Dear lawyers, I appreciated the concern expressed in your Declaration for the necessary protection of your profession and for the fundamental principle of legal professional privilege, violations of which you have criticized in some member States. I understand and share this concern, and I encourage you in your efforts. It is essential that our societies preserve forms of confidential communication in which individuals can express themselves and lay down their burdens. This is very important. In the Church, we have the secret of Confession; you also have this forum, where a person is able to speak the truth to his or her lawyer so that the lawyer might help.
The Pope said,
It is essential that our societies preserve forms of confidential communication in which individuals can express themselves and lay down their burdens.

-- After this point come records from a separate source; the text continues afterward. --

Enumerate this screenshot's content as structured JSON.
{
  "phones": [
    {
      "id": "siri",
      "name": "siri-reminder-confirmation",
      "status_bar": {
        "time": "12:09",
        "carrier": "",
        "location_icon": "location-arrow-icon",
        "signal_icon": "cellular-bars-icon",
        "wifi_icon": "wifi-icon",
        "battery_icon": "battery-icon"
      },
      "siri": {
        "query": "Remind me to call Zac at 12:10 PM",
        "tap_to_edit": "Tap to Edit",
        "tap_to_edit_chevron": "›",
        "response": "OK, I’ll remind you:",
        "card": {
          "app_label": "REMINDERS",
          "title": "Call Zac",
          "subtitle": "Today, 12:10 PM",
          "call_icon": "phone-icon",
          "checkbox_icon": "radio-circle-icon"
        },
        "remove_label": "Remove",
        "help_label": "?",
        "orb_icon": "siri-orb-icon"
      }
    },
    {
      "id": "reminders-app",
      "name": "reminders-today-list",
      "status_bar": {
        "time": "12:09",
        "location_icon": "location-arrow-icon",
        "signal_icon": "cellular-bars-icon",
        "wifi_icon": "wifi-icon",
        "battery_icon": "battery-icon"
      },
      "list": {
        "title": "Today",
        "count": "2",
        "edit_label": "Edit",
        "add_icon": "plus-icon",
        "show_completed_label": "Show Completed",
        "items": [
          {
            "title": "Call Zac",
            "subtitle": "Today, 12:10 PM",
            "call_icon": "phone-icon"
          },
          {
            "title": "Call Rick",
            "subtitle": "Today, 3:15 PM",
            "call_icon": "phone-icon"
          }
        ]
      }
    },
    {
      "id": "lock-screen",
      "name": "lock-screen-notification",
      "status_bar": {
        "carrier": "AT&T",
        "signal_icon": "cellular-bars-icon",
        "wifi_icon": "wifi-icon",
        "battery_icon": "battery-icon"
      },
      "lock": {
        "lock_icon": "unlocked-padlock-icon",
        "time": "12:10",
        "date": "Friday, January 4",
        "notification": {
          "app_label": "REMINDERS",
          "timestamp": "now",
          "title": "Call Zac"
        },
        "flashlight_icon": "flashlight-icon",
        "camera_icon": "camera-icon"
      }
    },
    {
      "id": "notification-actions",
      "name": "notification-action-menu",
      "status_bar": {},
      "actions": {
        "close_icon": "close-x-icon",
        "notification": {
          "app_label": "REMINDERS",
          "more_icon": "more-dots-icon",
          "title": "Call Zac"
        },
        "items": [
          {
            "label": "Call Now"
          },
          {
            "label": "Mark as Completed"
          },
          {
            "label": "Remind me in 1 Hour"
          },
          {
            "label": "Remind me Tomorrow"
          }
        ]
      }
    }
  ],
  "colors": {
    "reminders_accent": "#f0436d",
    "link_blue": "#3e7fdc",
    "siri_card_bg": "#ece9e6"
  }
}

Various countries, including the UK, Portugal, and Australia, have called into question the secrecy of confession in cases of child sexual abuse.
In his speech, the Pope also improvised a few words in French, suggesting that lawyers increase the number of female members of their group.
He also deplored society's
tendency to claim more and more individual rights, without taking into account the fact that every human being is part of a social context in which his or her rights and duties are bound up with those of others and with the common good of society itself.
He also lamented that
a misguided notion of human nature and of the human person is becoming increasingly influential: a notion that weakens their protection and gradually opens the door to grave abuses under the semblance of good.